Dec 30, 2012 16:24
I want to write a bit about my life, my nervous system, and my internal processing mostly because I am curious as to how much of this is unique to me and how much others may be able to relate to. This is going to start very 'rough draft' and knowing me (as I do), I will probably share it before it is polished :p .
When I was a baby, my mother said that I didn't like to be held. She took this as rejection and it made her feel bad. And I believe that my sensitivity also meant that I could feel that my mother felt rejected. The truth is that it is because my nervous system is highly sensitive and I interpreted touch as painful. This is my interpretation because as I grew older, I can remember that touch did seem painful. I was very 'jumpy' and had "symptoms" which could also be explained by things such as PTSD. I do have a history of sexual abuse but I do not feel that the over-development of my nervous system is due to this abuse. In fact, it feels invalidating to me to attribute this to sexual abuse especially since it occurred prior to any abuse. I have always been hyper-sensitive to sounds.

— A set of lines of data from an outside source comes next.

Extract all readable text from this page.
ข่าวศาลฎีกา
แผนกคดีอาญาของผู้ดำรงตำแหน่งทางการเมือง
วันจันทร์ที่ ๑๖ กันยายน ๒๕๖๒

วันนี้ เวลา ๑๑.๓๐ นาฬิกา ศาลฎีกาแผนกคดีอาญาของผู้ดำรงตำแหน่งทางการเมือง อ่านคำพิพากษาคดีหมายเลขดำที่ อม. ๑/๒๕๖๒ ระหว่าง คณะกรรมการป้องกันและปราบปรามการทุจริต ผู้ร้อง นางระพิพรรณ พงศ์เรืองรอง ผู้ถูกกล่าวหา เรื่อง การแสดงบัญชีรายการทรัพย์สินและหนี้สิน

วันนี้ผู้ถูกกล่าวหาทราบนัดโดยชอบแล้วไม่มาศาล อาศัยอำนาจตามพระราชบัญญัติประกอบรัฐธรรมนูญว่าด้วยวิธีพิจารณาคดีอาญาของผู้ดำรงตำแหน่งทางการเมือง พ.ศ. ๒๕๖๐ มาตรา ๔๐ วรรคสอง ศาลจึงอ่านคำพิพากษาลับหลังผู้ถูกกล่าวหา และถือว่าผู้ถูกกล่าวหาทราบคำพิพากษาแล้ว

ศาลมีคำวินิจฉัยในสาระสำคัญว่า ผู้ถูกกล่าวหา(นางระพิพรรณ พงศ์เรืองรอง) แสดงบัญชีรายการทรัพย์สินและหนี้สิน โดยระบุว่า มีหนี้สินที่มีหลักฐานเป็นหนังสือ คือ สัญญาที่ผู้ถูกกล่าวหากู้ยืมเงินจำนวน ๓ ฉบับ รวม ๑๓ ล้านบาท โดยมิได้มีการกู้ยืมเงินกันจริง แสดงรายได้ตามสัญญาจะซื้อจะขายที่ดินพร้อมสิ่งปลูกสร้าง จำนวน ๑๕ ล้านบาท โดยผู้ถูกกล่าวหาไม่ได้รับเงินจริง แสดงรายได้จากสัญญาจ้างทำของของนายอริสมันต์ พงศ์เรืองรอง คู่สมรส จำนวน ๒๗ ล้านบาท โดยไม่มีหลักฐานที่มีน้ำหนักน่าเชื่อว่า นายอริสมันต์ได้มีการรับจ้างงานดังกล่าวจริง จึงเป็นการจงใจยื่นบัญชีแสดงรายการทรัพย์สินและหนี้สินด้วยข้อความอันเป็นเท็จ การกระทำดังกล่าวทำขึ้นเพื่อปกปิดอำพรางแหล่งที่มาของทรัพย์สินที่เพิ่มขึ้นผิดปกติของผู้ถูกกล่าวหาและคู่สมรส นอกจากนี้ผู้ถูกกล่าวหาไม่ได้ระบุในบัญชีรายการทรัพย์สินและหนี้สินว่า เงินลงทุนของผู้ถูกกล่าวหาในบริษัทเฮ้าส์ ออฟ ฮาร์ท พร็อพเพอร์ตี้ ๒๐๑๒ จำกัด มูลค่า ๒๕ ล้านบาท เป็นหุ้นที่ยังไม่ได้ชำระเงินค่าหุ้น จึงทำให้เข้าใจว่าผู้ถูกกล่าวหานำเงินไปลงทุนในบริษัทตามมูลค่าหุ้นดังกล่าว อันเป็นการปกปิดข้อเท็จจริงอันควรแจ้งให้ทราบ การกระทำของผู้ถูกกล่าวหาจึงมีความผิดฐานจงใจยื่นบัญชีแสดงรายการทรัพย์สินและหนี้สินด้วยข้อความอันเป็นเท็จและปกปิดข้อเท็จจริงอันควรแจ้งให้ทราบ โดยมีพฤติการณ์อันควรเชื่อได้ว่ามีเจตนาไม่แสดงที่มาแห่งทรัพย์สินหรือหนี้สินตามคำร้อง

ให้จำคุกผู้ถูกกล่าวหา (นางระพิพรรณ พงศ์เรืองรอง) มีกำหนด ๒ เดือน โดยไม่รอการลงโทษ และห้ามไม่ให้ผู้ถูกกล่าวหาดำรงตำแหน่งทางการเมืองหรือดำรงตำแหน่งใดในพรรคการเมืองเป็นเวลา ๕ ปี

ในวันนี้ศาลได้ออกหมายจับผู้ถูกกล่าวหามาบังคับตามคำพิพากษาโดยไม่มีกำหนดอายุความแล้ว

I hated fire crackers and high pitched sounds as well. I LOVE music and always have but it has to be 'on my terms' because my system can easily be overstimulated by sounds. Sometimes I like listening to loud music and other times it feels like it is tearing my nerves to shreds (even if it is not loud). The sound of styrofoam (even if very gently touched) makes my stomach turn and feels as if I could throw up. There are not words to adequately describe the feeling that this elicits.
I will continue more later because I know that others want to know why I consider this a gift and I want to know how many others have experienced some of the things I have experienced. Like most people in today's society my time is shorter than I would like so I will take time when I have it to add to this journal.